MARK JOYCE on wed 31 jul 96
Last week I spent four days (missing the Ann Arbor Art Fairs) at the
Detroit Institute of Art where Magdalene Odundo led a Handbuilding
for Teachers workshop. Here are some highlights:
The building technique introduced was coiling using thick coils and
very soft clay. A ball/mound of clay about the size of a shot put was
opened by pulling...much like you'd do in throwing but the left hand
just moved the bat as needed while the right hand dug and pulled up
on the inside, left hand providing outside wall support while right
hand was working. Digging and pulling done with fingertips held
together like for throwing. With a little practice, an 8"x8" cylinder
Then a coil (hand rolled from the center out in the air and on a
table) about 1 1/2 " thick was added *inside* the 1/2-3/8" wall. This
was hard and very different from a stackandjoin approach. The best
way I can think of to describe it is smearingonthecoil with the right
hand, left hand providing outside support...but it's really much more
elegant than that and is going to take considerable practice to
master. It will be worth it.
Once attached, this coil is pulled/stretched up again with the
fingers and then the outside is smoothed up with the fingers...this
time right hand outside, left hand supporting inside.
Note. The joining, stretching movement is ALWAYS UP!
It was helpful to think of the coil as simply a means of giving mass
to an undetermined form because once your cylinder was established the
shape was then created and refined FROM THE INSIDE.
THESE were two big points she kept emphasizing.
The initial rough shaping was done with the fingers and then we moved
to the use of a rib/scraper made from a coconut shell!

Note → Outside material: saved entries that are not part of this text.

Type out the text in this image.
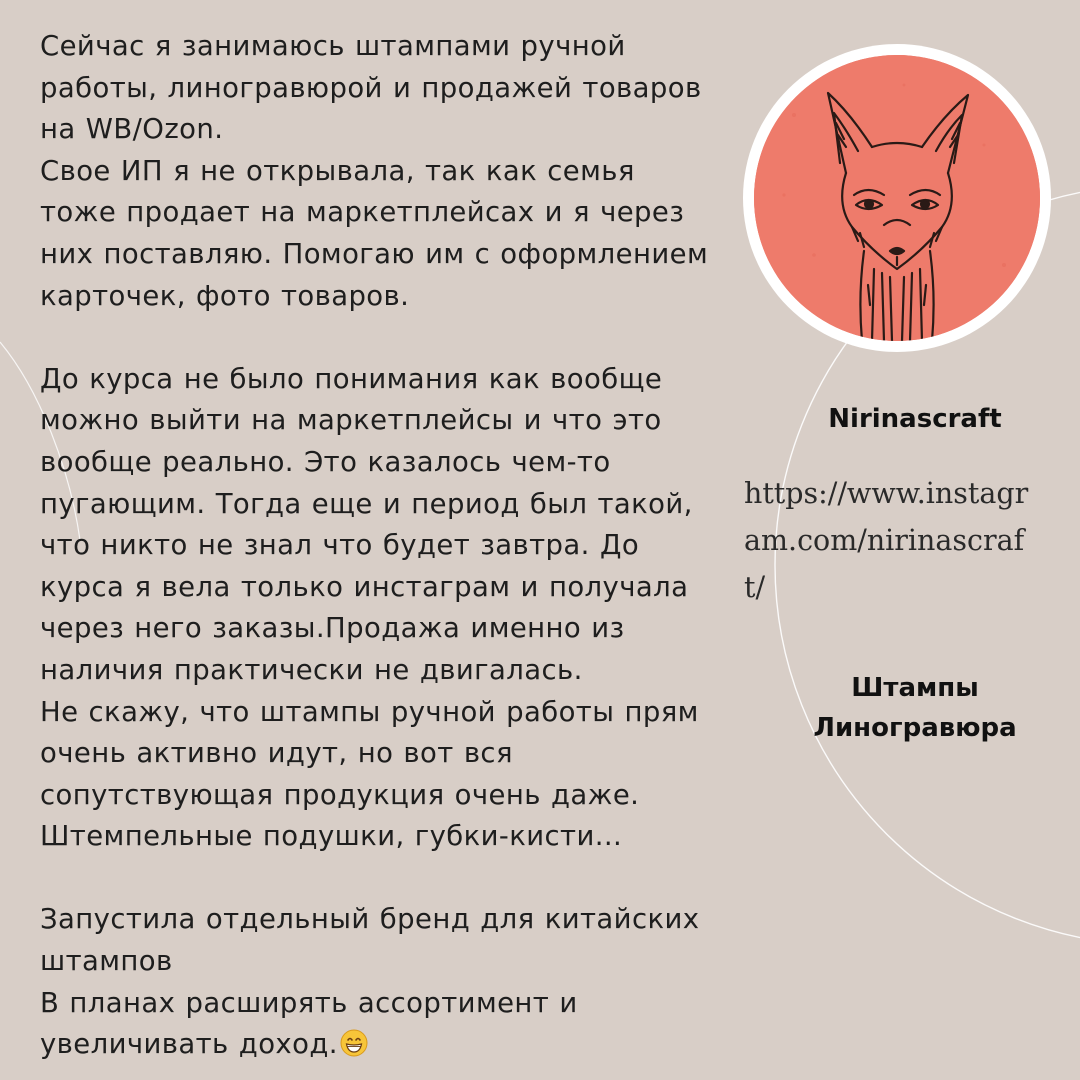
Сейчас я занимаюсь штампами ручной
работы, линогравюрой и продажей товаров
на WB/Ozon.
Свое ИП я не открывала, так как семья
тоже продает на маркетплейсах и я через
них поставляю. Помогаю им с оформлением
карточек, фото товаров.

До курса не было понимания как вообще
можно выйти на маркетплейсы и что это
вообще реально. Это казалось чем-то
пугающим. Тогда еще и период был такой,
что никто не знал что будет завтра. До
курса я вела только инстаграм и получала
через него заказы.Продажа именно из
наличия практически не двигалась.
Не скажу, что штампы ручной работы прям
очень активно идут, но вот вся
сопутствующая продукция очень даже.
Штемпельные подушки, губки-кисти...

Запустила отдельный бренд для китайских
штампов
В планах расширять ассортимент и
увеличивать доход.

Nirinascraft
https://www.instagram.com/nirinascraft/
Штампы
Линогравюра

COCONUT SHELL RIB/SCRAPER: Drain milk. Saw shell in quarters
lengthwise. Remove coconut meat (once around with a utility knife
blade popped it out for me.) Smooth edges on sander. Round off the
pointy ends and file or sand off the coconut hair.

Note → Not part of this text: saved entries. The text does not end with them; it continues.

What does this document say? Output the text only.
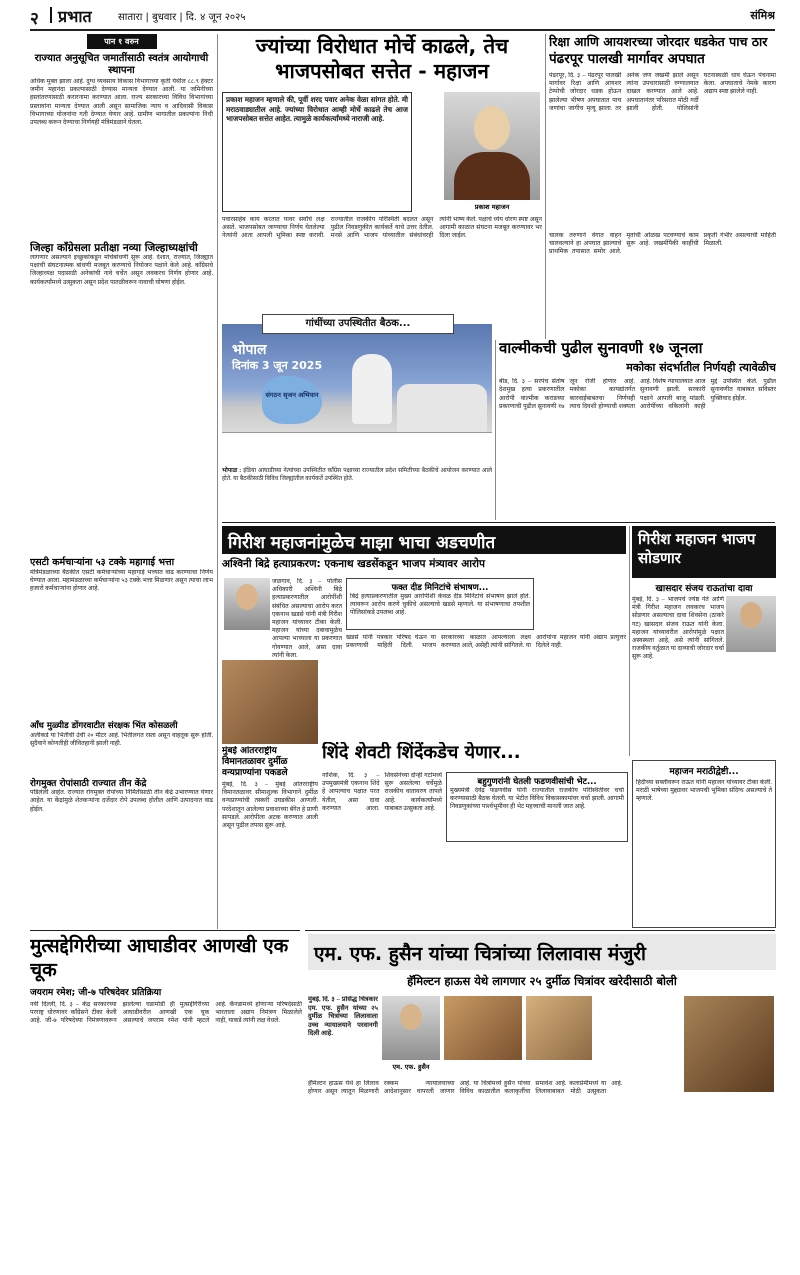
२ प्रभात	सातारा | बुधवार | दि. ४ जून २०२५	संमिश्र
पान १ वरुन
राज्यात अनुसूचित जमातींसाठी स्वतंत्र आयोगाची स्थापना
अधिक मुक्त झाला आहे. दुग्ध व्यवसाय विकास विभागाच्या कृती येथील ८८.९ हेक्टर जमीन महानंदा प्रकल्पासाठी देण्यास मान्यता देण्यात आली. या जमिनीच्या हस्तांतरणासाठी करारनामा करण्यात आला. राज्य सरकारच्या विविध विभागांच्या प्रस्तावांना मान्यता देण्यात आली असून सामाजिक न्याय व आदिवासी विकास विभागाच्या योजनांना गती देण्यात येणार आहे. ग्रामीण भागातील प्रकल्पांना निधी उपलब्ध करून देण्याचा निर्णयही मंत्रिमंडळाने घेतला.
जिल्हा काँग्रेसला प्रतीक्षा नव्या जिल्हाध्यक्षांची
लागणार असल्याने इच्छुकांकडून मोर्चेबांधणी सुरू आहे. देशात, राज्यात, जिल्ह्यात पक्षाची संघटनात्मक बांधणी मजबूत करण्याचे नियोजन पक्षाने केले आहे. काँग्रेसचे जिल्हाध्यक्ष पदासाठी अनेकांची नावे चर्चेत असून लवकरच निर्णय होणार आहे. कार्यकर्त्यांमध्ये उत्सुकता असून प्रदेश पातळीवरून नावाची घोषणा होईल.
एसटी कर्मचाऱ्यांना ५३ टक्के महागाई भत्ता
मंत्रिमंडळाच्या बैठकीत एसटी कर्मचाऱ्यांच्या महागाई भत्त्यात वाढ करण्याचा निर्णय घेण्यात आला. महामंडळाच्या कर्मचाऱ्यांना ५३ टक्के भत्ता मिळणार असून त्याचा लाभ हजारो कर्मचाऱ्यांना होणार आहे.
आँध मुळ्यीड डोंगरवाटीत संरक्षक भिंत कोसळली
अलीकडे या भिंतीची उंची २० मीटर आहे. भिंतीलगत रस्ता असून वाहतूक सुरू होती. सुदैवाने कोणतीही जीवितहानी झाली नाही.
रोगमुक्त रोपांसाठी राज्यात तीन केंद्रे
पडिलेली आहेत. राज्यात रोगमुक्त रोपांच्या निर्मितीसाठी तीन केंद्रे उभारण्यात येणार आहेत. या केंद्रांमुळे शेतकऱ्यांना दर्जेदार रोपे उपलब्ध होतील आणि उत्पादनात वाढ होईल.
मुत्सद्देगिरीच्या आघाडीवर आणखी एक चूक
जयराम रमेश; जी-७ परिषदेवर प्रतिक्रिया
नवी दिल्ली, दि. ३ – केंद्र सरकारच्या परराष्ट्र धोरणावर काँग्रेसने टीका केली आहे. जी-७ परिषदेच्या निमंत्रणावरून झालेल्या घडामोडी ही मुत्सद्देगिरीच्या आघाडीवरील आणखी एक चूक असल्याचे जयराम रमेश यांनी म्हटले आहे. कॅनडामध्ये होणाऱ्या परिषदेसाठी भारताला अद्याप निमंत्रण मिळालेले नाही, याकडे त्यांनी लक्ष वेधले.
ज्यांच्या विरोधात मोर्चे काढले, तेच भाजपसोबत सत्तेत - महाजन
प्रकाश महाजन म्हणाले की, पूर्वी शरद पवार अनेक वेळा सांगत होते. मी मराठवाड्यातील आहे. ज्यांच्या विरोधात आम्ही मोर्चे काढले तेच आज भाजपसोबत सत्तेत आहेत. त्यामुळे कार्यकर्त्यांमध्ये नाराजी आहे.
पवारसाहेब काय करतात यावर सर्वांचे लक्ष असते. भाजपसोबत जाण्याचा निर्णय घेतलेल्या नेत्यांनी आता आपली भूमिका स्पष्ट करावी. राज्यातील राजकीय परिस्थिती बदलत असून पुढील निवडणुकीत कार्यकर्ते याचे उत्तर देतील. मनसे आणि भाजप यांच्यातील संबंधांवरही त्यांनी भाष्य केले. पक्षाचे ध्येय धोरण स्पष्ट असून आगामी काळात संघटना मजबूत करण्यावर भर दिला जाईल.
प्रकाश महाजन
रिक्षा आणि आयशरच्या जोरदार धडकेत पाच ठार
पंढरपूर पालखी मार्गावर अपघात
पंढरपूर, दि. ३ – पंढरपूर पालखी मार्गावर रिक्षा आणि आयशर टेम्पोची जोरदार धडक होऊन झालेल्या भीषण अपघातात पाच जणांचा जागीच मृत्यू झाला. तर अनेक जण जखमी झाले असून त्यांना उपचारासाठी रुग्णालयात दाखल करण्यात आले आहे. अपघातानंतर परिसरात मोठी गर्दी झाली होती. पोलिसांनी घटनास्थळी धाव घेऊन पंचनामा केला. अपघाताचे नेमके कारण अद्याप स्पष्ट झालेले नाही.
चालक तरुणाने वेगात वाहन चालवल्याने हा अपघात झाल्याचे प्राथमिक तपासात समोर आले. मृतांची ओळख पटवण्याचे काम सुरू आहे. जखमींपैकी काहींची प्रकृती गंभीर असल्याची माहिती मिळाली.
गांधींच्या उपस्थितीत बैठक...
भोपाल
दिनांक 3 जून 2025
संगठन सृजन अभियान
भोपाळ : इंडिया आघाडीच्या नेत्यांच्या उपस्थितीत काँग्रेस पक्षाच्या राज्यातील प्रदेश समितीच्या बैठकीचे आयोजन करण्यात आले होते. या बैठकीसाठी विविध जिल्ह्यांतील कार्यकर्ते उपस्थित होते.
वाल्मीकची पुढील सुनावणी १७ जूनला
मकोका संदर्भातील निर्णयही त्यावेळीच
बीड, दि. ३ – सरपंच संतोष देशमुख हत्या प्रकरणातील आरोपी वाल्मीक कराडच्या प्रकरणाची पुढील सुनावणी १७ जून रोजी होणार आहे. मकोका कायद्यांतर्गत कारवाईबाबतचा निर्णयही त्याच दिवशी होण्याची शक्यता आहे. विशेष न्यायालयात आज सुनावणी झाली. सरकारी पक्षाने आपली बाजू मांडली. आरोपींच्या वकिलांनी काही मुद्दे उपस्थित केले. पुढील सुनावणीत याबाबत सविस्तर युक्तिवाद होईल.
गिरीश महाजनांमुळेच माझा भाचा अडचणीत
अश्विनी बिद्रे हत्याप्रकरण: एकनाथ खडसेंकडून भाजप मंत्र्यावर आरोप
जळगाव, दि. ३ – पोलीस अधिकारी अश्विनी बिद्रे हत्याप्रकरणातील आरोपींशी संबंधित असल्याचा आरोप करत एकनाथ खडसे यांनी मंत्री गिरीश महाजन यांच्यावर टीका केली. महाजन यांच्या दबावामुळेच आपल्या भाच्याला या प्रकरणात गोवण्यात आले, असा दावा त्यांनी केला.
फक्त दीड मिनिटांचे संभाषण...
बिद्रे हत्याप्रकरणातील मुख्य आरोपीशी केवळ दीड मिनिटांचे संभाषण झाले होते. त्यावरून आरोप करणे चुकीचे असल्याचे खडसे म्हणाले. या संभाषणाचा तपशील पोलिसांकडे उपलब्ध आहे.
खडसे यांनी पत्रकार परिषद घेऊन या प्रकरणाची माहिती दिली. भाजप सरकारच्या काळात आपल्याला लक्ष्य करण्यात आले, असेही त्यांनी सांगितले. या आरोपांना महाजन यांनी अद्याप प्रत्युत्तर दिलेले नाही.
गिरीश महाजन भाजप सोडणार
खासदार संजय राऊतांचा दावा
मुंबई, दि. ३ – भाजपचे ज्येष्ठ नेते आणि मंत्री गिरीश महाजन लवकरच भाजप सोडणार असल्याचा दावा शिवसेना (ठाकरे गट) खासदार संजय राऊत यांनी केला. महाजन यांच्यावरील आरोपांमुळे पक्षात अस्वस्थता आहे, असे त्यांनी सांगितले. राजकीय वर्तुळात या दाव्याची जोरदार चर्चा सुरू आहे.
महाजन मराठीद्वेष्टी...
हिंदीच्या सक्तीवरून राऊत यांनी महाजन यांच्यावर टीका केली. मराठी भाषेच्या मुद्द्यावर भाजपची भूमिका संदिग्ध असल्याचे ते म्हणाले.
मुंबई आंतरराष्ट्रीय विमानतळावर दुर्मीळ वन्यप्राण्यांना पकडले
मुंबई, दि. ३ – मुंबई आंतरराष्ट्रीय विमानतळावर सीमाशुल्क विभागाने दुर्मीळ वन्यप्राण्यांची तस्करी उघडकीस आणली. परदेशातून आलेल्या प्रवाशाच्या बॅगेत हे प्राणी सापडले. आरोपीला अटक करण्यात आली असून पुढील तपास सुरू आहे.
शिंदे शेवटी शिंदेंकडेच येणार...
नाशिक, दि. ३ – उपमुख्यमंत्री एकनाथ शिंदे हे आपल्याच पक्षात परत येतील, असा दावा करण्यात आला. शिवसेनेच्या दोन्ही गटांमध्ये सुरू असलेल्या चर्चेमुळे राजकीय वातावरण तापले आहे. कार्यकर्त्यांमध्ये याबाबत उत्सुकता आहे.
बहुगुणरांनी घेतली फडणवीसांची भेट...
मुख्यमंत्री देवेंद्र फडणवीस यांनी राज्यातील राजकीय परिस्थितीवर चर्चा करण्यासाठी बैठक घेतली. या भेटीत विविध विकासकामांवर चर्चा झाली. आगामी निवडणुकांच्या पार्श्वभूमीवर ही भेट महत्त्वाची मानली जात आहे.
एम. एफ. हुसैन यांच्या चित्रांच्या लिलावास मंजुरी
हॅमिल्टन हाऊस येथे लागणार २५ दुर्मीळ चित्रांवर खरेदीसाठी बोली
मुंबई, दि. ३ – प्रसिद्ध चित्रकार एम. एफ. हुसैन यांच्या २५ दुर्मीळ चित्रांच्या लिलावाला उच्च न्यायालयाने परवानगी दिली आहे.
एम. एफ. हुसैन
हॅमिल्टन हाऊस येथे हा लिलाव होणार असून त्यातून मिळणारी रक्कम न्यायालयाच्या आदेशानुसार वापरली जाणार आहे. या चित्रांमध्ये हुसैन यांच्या विविध काळातील कलाकृतींचा समावेश आहे. कलाप्रेमींमध्ये या लिलावाबाबत मोठी उत्सुकता आहे.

Scraping with this tool is fun! It has a nice feel in the hand and you
can shape or size it to your purposes. What was novel to me was
holding the scraper in an inside-up-former-hairy-side-down position,
inside the pot and scraping up. The curve of the shell stretches,
compresses and smooths the clay in one easy motion, left hand
supporting outside the wall. By trimming one arc-edge of your shell FLAT
(leave the other edge arced) you can use the "flat" edge to
scrape/smooth the outside of the pot. ALWAYS UP!
The pots we 16 built using these new techniques and tools ranged frp,
10-24" in both height and diameter. We also used the same tecniques to
build/pull/stretch box forms (tip:add clay to the outside corners and
then square the added clay.)
If you're familiar with the surfaces of M. Odundo's forms and wonder
how she controls it, the work is burnished and then sagger-fired in a gas
kiln. This eliminates the likelihood of unwanted flashing and
increases the likelihood of total or even reduction.
YET ANOTHER APPROACH TO PITFIRING: On Friday we travel to Oxford, MI for a
"pit-fire." We all brought previously bisqued pieces which ran the
gamut of forms and bodies. An oval of bricks were stacked, maybe 5-7
high, on the ground and 4 openings were left for air. A mat/nest of
thin sticks/branches was placed on the ground inside the oval and the
our pieces were stacked on this. Some loose twists of newspaper were
lit, then some loose straw thrown in. As it lit, thin slices of straw
were pulled from the bales and placed over the entire inside area. As
these started to burn underneath, they were covered with thicked
slices and as their smoke started to roil, the entire thing was
smothered with a shoveled 4"? layer (one thirty gallon can) of ash... like from
fires. After about 2 hours it was done (that's fast) There was good
reduction throughout. Only two pieces were lost and that was after
removal from the fire.
It was recommended that the pieces be wiped/washed and rubbed in with
beeswax or neutral shoe polish while warm. In lieu of these Crisco
canola oil was used.
All in all, a very satifactory experience...lot's of possibilities to
explore. Magdalene was a patient, gracious teacher. If she's in your
area, or you're looking for a workshop leader, I'd recommend her!
Mark Joyce email@example.com Concordia College Ann Arbor, MI
Louis Howard Katz on thu 1 aug 96
Where is Magdalene Odundo from? The description of the coiling technique
leads m e to beleive that it is the same one used in East Africa and east
Asia. I am trying to map the extent of the technique, and when the
technique was first used in each area.
*Louis Katz firstname.lastname@example.org *
*Texas A&M University Corpus Christi *
*6300 Ocean Drive, Art Department *
*Corpus Christi, Tx 78412 *
*Phone (512) 994-5987 *
Vince Pitelka on sun 4 aug 96
Just wanted to let you know how much I appreciate your report on the Odundo
workshop. I have always been facinated by her work, and I teach my Ancient
Clay workshops on a regular basis in which I include a sampling of
techniques from tribal societies. Her approach sounds very similar to the
tribal work in Nigeria and Ghana. Again, thanks for sharing that with us.